The TMJ is the ball-and-socket joint on each side of the head where the lower jawbone joins the temporal bone of the skull, according to mayoclinic.com/health/tmj-disorders/DS00355
The lower jaw has rounded ends that glide in and out of the joint socket when talking, chewing or yawning.
Between five percent and 15 percent of people in the United States experience pain associated with TMJ disorders, according to the National Institute of Dental and Craniofacial Research (NIDCR), part of the National Institutes of Health . Women are more likely than men to develop TMJ disorders.
In most cases, pain and discomfort associated with TMJ disorders can be treated through self-managed care or non-surgical treatments, said Dr. Mindy Munowitz, a dentist who specializes in neuromuscular and cosmetic dentistry in Cincinnati, Ohio. However, more severe cases may require further dental or surgical treatment.
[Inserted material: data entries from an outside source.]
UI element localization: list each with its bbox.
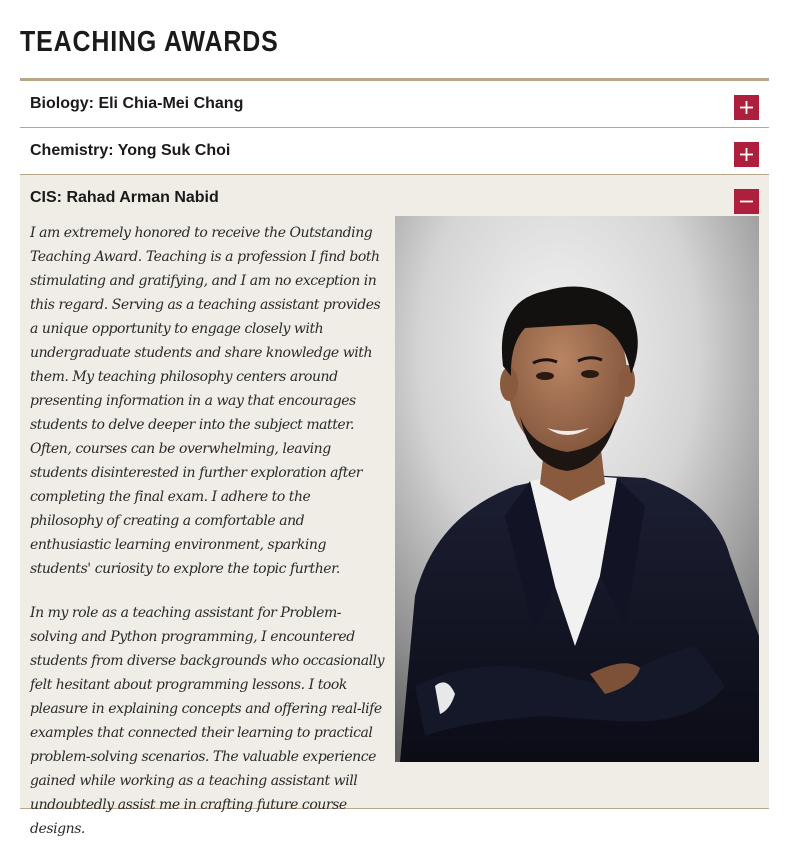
collapse-button[interactable] [734,189,759,214]
accordion-panel-cis: I am extremely honored to receive the Ou… [20,216,769,837]
accordion-header-cis[interactable]: CIS: Rahad Arman Nabid [20,175,769,221]
page-title: TEACHING AWARDS [20,26,279,58]
accordion-title: CIS: Rahad Arman Nabid [30,189,219,206]
portrait-illustration [395,216,759,762]
statement-paragraph: In my role as a teaching assistant for P… [30,605,385,837]
accordion-header-chemistry[interactable]: Chemistry: Yong Suk Choi [20,128,769,174]
accordion-item-biology: Biology: Eli Chia-Mei Chang [20,81,769,128]
accordion-title: Chemistry: Yong Suk Choi [30,142,231,159]
expand-button[interactable] [734,142,759,167]
accordion-item-chemistry: Chemistry: Yong Suk Choi [20,128,769,175]
expand-button[interactable] [734,95,759,120]
plus-icon [740,101,753,114]
minus-icon [740,200,753,203]
statement-paragraph: I am extremely honored to receive the Ou… [30,225,381,577]
portrait-photo [395,216,759,762]
teaching-awards-accordion: Biology: Eli Chia-Mei Chang Chemistry: Y… [20,78,769,837]
accordion-item-cis: CIS: Rahad Arman Nabid I am extremely ho… [20,175,769,837]
accordion-header-biology[interactable]: Biology: Eli Chia-Mei Chang [20,81,769,127]
accordion-title: Biology: Eli Chia-Mei Chang [30,95,244,112]
plus-icon [740,148,753,161]
award-statement: I am extremely honored to receive the Ou… [30,221,386,861]
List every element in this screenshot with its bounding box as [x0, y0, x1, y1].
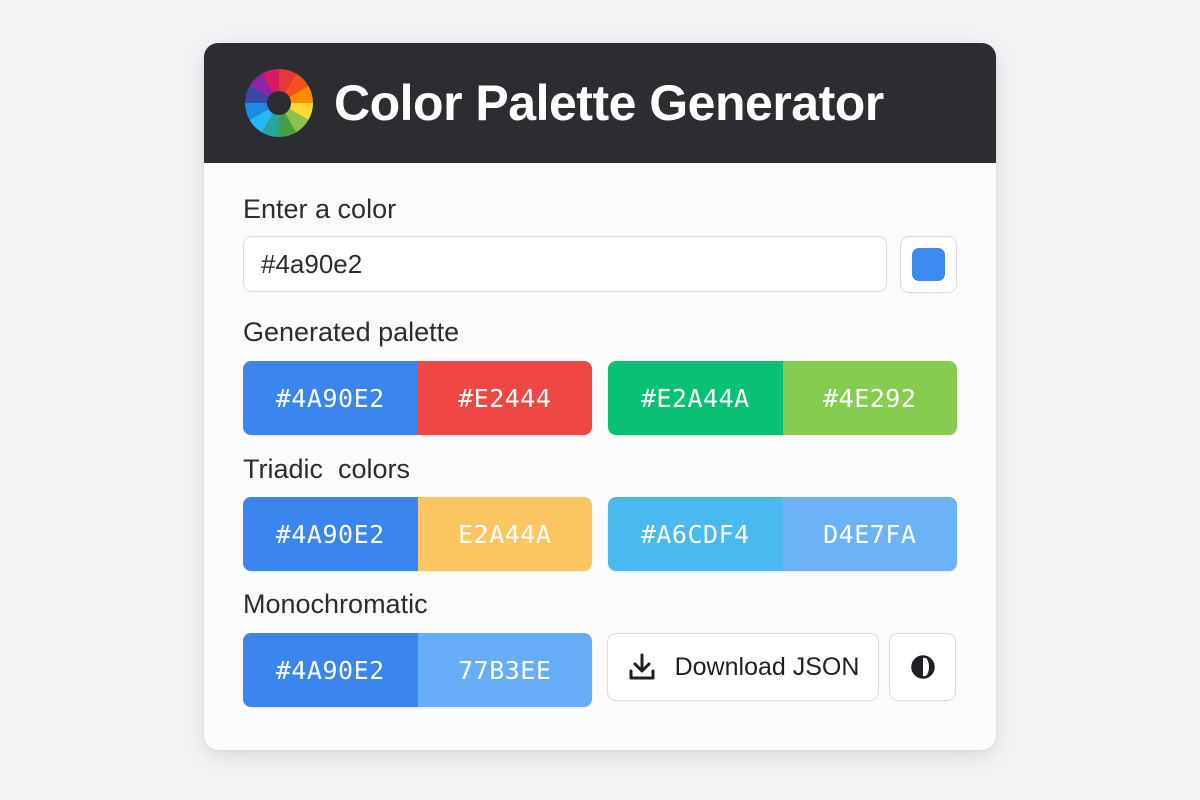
color-input-label: Enter a color	[243, 194, 397, 224]
download-json-button[interactable]: Download JSON	[607, 633, 879, 701]
app-header: Color Palette Generator	[204, 43, 996, 163]
swatch-generated-3[interactable]: #E2A44A	[608, 361, 783, 435]
swatch-generated-4[interactable]: #4E292	[782, 361, 957, 435]
triadic-pair-1: #4A90E2 E2A44A	[243, 497, 592, 571]
color-picker-button[interactable]	[900, 236, 957, 293]
swatch-mono-2[interactable]: 77B3EE	[417, 633, 592, 707]
triadic-colors-label: Triadic colors	[243, 454, 411, 484]
swatch-mono-1[interactable]: #4A90E2	[243, 633, 418, 707]
swatch-triadic-3[interactable]: #A6CDF4	[608, 497, 783, 571]
generated-pair-1: #4A90E2 #E2444	[243, 361, 592, 435]
color-input[interactable]	[243, 236, 887, 292]
monochromatic-label: Monochromatic	[243, 589, 428, 619]
generated-pair-2: #E2A44A #4E292	[608, 361, 957, 435]
swatch-triadic-4[interactable]: D4E7FA	[782, 497, 957, 571]
triadic-pair-2: #A6CDF4 D4E7FA	[608, 497, 957, 571]
swatch-triadic-2[interactable]: E2A44A	[417, 497, 592, 571]
color-wheel-icon	[245, 69, 313, 137]
swatch-generated-2[interactable]: #E2444	[417, 361, 592, 435]
download-icon	[629, 653, 655, 680]
palette-card: Color Palette Generator Enter a color Ge…	[204, 43, 996, 750]
swatch-generated-1[interactable]: #4A90E2	[243, 361, 418, 435]
swatch-triadic-1[interactable]: #4A90E2	[243, 497, 418, 571]
download-json-label: Download JSON	[674, 652, 860, 681]
theme-toggle-button[interactable]	[889, 633, 956, 701]
contrast-icon	[910, 655, 935, 679]
color-picker-swatch	[912, 248, 945, 281]
app-title: Color Palette Generator	[334, 75, 884, 131]
monochromatic-pair: #4A90E2 77B3EE	[243, 633, 592, 707]
generated-palette-label: Generated palette	[243, 317, 460, 347]
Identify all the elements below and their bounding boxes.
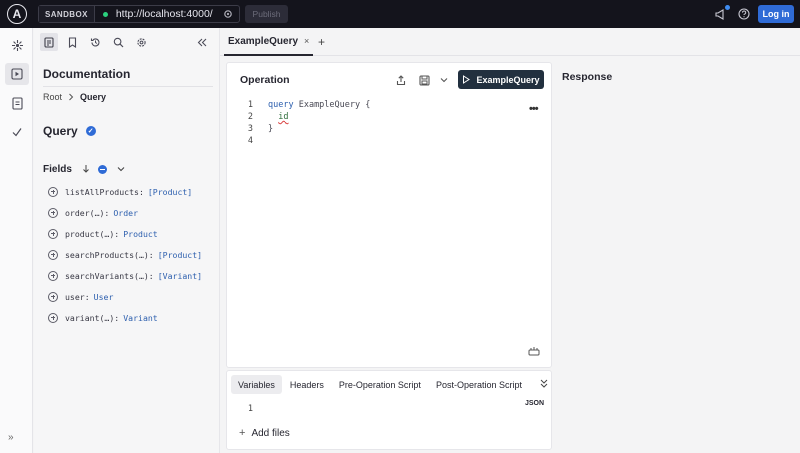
add-field-icon[interactable] [48,228,58,239]
documentation-title: Documentation [43,67,131,81]
endpoint-url-text[interactable]: http://localhost:4000/ [116,8,222,20]
field-row-product[interactable]: product(…): Product [48,223,202,244]
breadcrumb-current: Query [80,92,107,102]
collapse-panel-chevrons-icon[interactable] [193,33,211,51]
connection-settings-gear-icon[interactable] [222,8,234,20]
code-line: 4 [247,136,253,146]
explorer-play-icon[interactable] [5,63,29,85]
play-icon [463,75,471,84]
json-format-badge[interactable]: JSON [525,400,544,407]
remove-all-fields-icon[interactable] [97,164,107,174]
help-question-icon[interactable] [737,7,751,21]
fields-label: Fields [43,163,72,175]
checks-checkmark-icon[interactable] [5,121,29,143]
field-row-listAllProducts[interactable]: listAllProducts: [Product] [48,181,202,202]
tab-pre-operation-script[interactable]: Pre-Operation Script [332,375,428,394]
breadcrumb-chevron-icon [69,93,74,101]
field-row-order[interactable]: order(…): Order [48,202,202,223]
fields-header: Fields [43,163,127,175]
tab-examplequery[interactable]: ExampleQuery × [224,28,314,56]
docs-toolbar [34,28,220,56]
code-line: 2 id [247,112,289,122]
sort-arrow-down-icon[interactable] [80,163,92,175]
variables-panel: Variables Headers Pre-Operation Script P… [226,370,552,450]
prettify-broom-icon[interactable] [528,346,540,356]
tab-headers[interactable]: Headers [283,375,331,394]
add-field-icon[interactable] [48,291,58,302]
code-editor[interactable]: 1 query ExampleQuery { 2 id 3} 4 [227,99,553,147]
login-button[interactable]: Log in [758,5,794,23]
tab-variables[interactable]: Variables [231,375,282,394]
endpoint-url-bar[interactable]: SANDBOX http://localhost:4000/ [38,5,240,23]
root-type-check-icon: ✓ [85,126,96,136]
settings-gear-icon[interactable] [132,33,150,51]
announcement-megaphone-icon[interactable] [714,5,730,21]
sandbox-badge: SANDBOX [39,6,95,22]
add-field-icon[interactable] [48,186,58,197]
operation-panel: Operation ExampleQuery 1 query ExampleQue… [226,62,552,368]
left-nav-rail: » [0,28,33,453]
plus-icon: + [239,427,246,439]
more-options-icon[interactable]: ••• [529,103,539,115]
schema-graph-icon[interactable] [5,34,29,56]
schema-document-icon[interactable] [5,92,29,114]
apollo-logo-icon[interactable]: A [7,4,27,24]
connection-status-dot [102,11,108,17]
field-row-user[interactable]: user: User [48,286,202,307]
publish-button[interactable]: Publish [245,5,288,23]
collapse-chevrons-down-icon[interactable] [540,379,548,388]
add-field-icon[interactable] [48,312,58,323]
type-heading: Query ✓ [43,124,96,138]
documentation-panel: Documentation Root Query Query ✓ Fields … [34,28,220,453]
field-list: listAllProducts: [Product] order(…): Order… [48,181,202,328]
chevron-down-icon[interactable] [115,163,127,175]
add-field-icon[interactable] [48,270,58,281]
breadcrumb: Root Query [43,92,106,102]
breadcrumb-root[interactable]: Root [43,92,62,102]
code-line: 3} [247,124,274,134]
field-row-variant[interactable]: variant(…): Variant [48,307,202,328]
documentation-tab-icon[interactable] [40,33,58,51]
run-query-button[interactable]: ExampleQuery [458,70,544,89]
type-name: Query [43,124,78,138]
close-tab-icon[interactable]: × [304,36,309,46]
variables-line-number: 1 [247,404,253,414]
divider [43,86,213,87]
new-tab-button[interactable]: + [318,35,325,49]
tab-post-operation-script[interactable]: Post-Operation Script [429,375,529,394]
save-options-chevron-down-icon[interactable] [437,73,451,87]
search-icon[interactable] [109,33,127,51]
field-row-searchVariants[interactable]: searchVariants(…): [Variant] [48,265,202,286]
operation-title: Operation [240,74,290,86]
bookmark-icon[interactable] [63,33,81,51]
share-upload-icon[interactable] [394,73,408,87]
variables-tabs: Variables Headers Pre-Operation Script P… [231,375,530,394]
history-icon[interactable] [86,33,104,51]
response-title: Response [562,71,613,83]
add-field-icon[interactable] [48,207,58,218]
code-line: 1 query ExampleQuery { [247,100,371,110]
save-collection-icon[interactable] [417,73,431,87]
operation-tabs-bar: ExampleQuery × + [220,28,800,56]
field-row-searchProducts[interactable]: searchProducts(…): [Product] [48,244,202,265]
top-bar: A SANDBOX http://localhost:4000/ Publish… [0,0,800,28]
expand-rail-chevrons-icon[interactable]: » [8,432,14,443]
add-field-icon[interactable] [48,249,58,260]
add-files-button[interactable]: + Add files [239,427,290,439]
notification-dot [725,5,730,10]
While traditional dentistry evaluates primarily the teeth, bones and gums, neuromuscular dentistry works with the hard tissues and the soft tissues, muscles and nerves, according to leadingdentists.com/what_is_neuromuscular/what_is_neuromuscular_dent.html the Las Vegas Institute for Advanced Dental Studies Web site.
Typically, the treatment follows three steps. The first is to relieve the pain of muscle spasms and the overall discomfort of TMJ symptoms.
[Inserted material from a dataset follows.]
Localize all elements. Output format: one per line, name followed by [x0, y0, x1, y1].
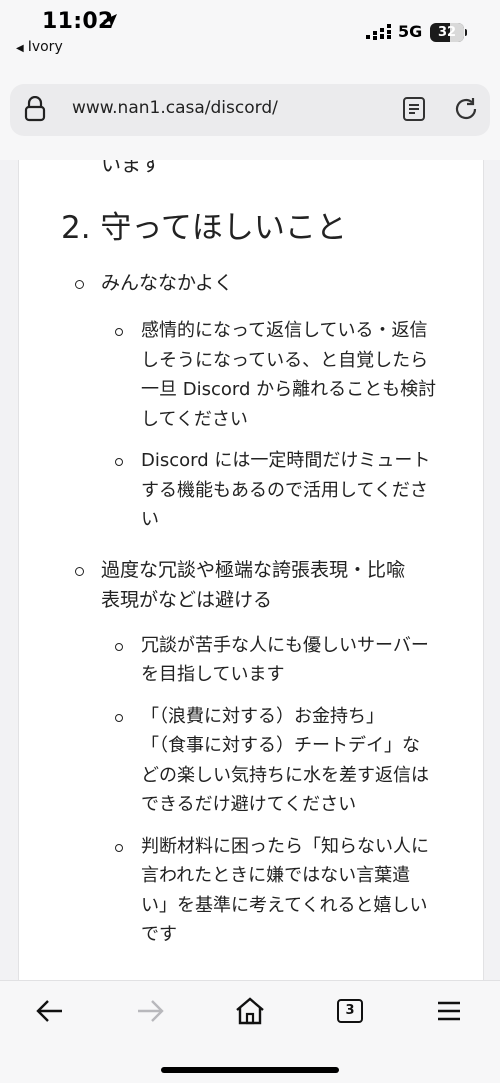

“Patients suffering from TMJ are looking for relief of the symptoms,” Munowitz said. “We are successful in doing this through non-surgical neuromuscular dentistry methods.”
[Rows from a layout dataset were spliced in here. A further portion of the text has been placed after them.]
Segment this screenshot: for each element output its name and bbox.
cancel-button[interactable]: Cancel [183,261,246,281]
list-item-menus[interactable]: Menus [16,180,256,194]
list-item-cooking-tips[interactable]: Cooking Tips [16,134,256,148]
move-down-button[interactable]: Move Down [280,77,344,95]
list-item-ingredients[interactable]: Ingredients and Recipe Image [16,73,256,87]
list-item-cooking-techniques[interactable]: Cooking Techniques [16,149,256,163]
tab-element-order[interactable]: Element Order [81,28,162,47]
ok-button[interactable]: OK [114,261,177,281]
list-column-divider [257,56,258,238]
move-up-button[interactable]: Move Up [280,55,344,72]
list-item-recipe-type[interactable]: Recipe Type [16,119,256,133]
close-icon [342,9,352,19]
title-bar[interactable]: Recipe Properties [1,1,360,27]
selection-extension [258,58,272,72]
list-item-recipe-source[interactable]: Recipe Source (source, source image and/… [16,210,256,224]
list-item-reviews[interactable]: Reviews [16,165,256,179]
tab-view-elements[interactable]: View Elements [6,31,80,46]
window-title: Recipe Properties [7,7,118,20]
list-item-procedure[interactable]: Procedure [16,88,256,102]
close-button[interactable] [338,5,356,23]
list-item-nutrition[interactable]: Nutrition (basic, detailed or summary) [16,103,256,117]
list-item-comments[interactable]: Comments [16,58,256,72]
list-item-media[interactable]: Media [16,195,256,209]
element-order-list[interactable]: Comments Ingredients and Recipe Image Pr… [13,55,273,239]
The best way to do this is by using technology called Ultra Low Frequency Transcutaneous Electrical Neural Stimulation, or ULF-TENS. Simply put, this stimulation emits pulses to gently massage the jaw muscles and relax them. ULF-TENS relieves the pain by stimulating the body’s production of endorphins, the body’s natural anesthetic.
The next step is to stabilize the patient’s bite. This is accomplished using an orthotic, which is worn over the teeth.
“The orthotic allows me to make easy adjustments to the plastic without adjusting the teeth until the bite is stabilized,” Munowitz said.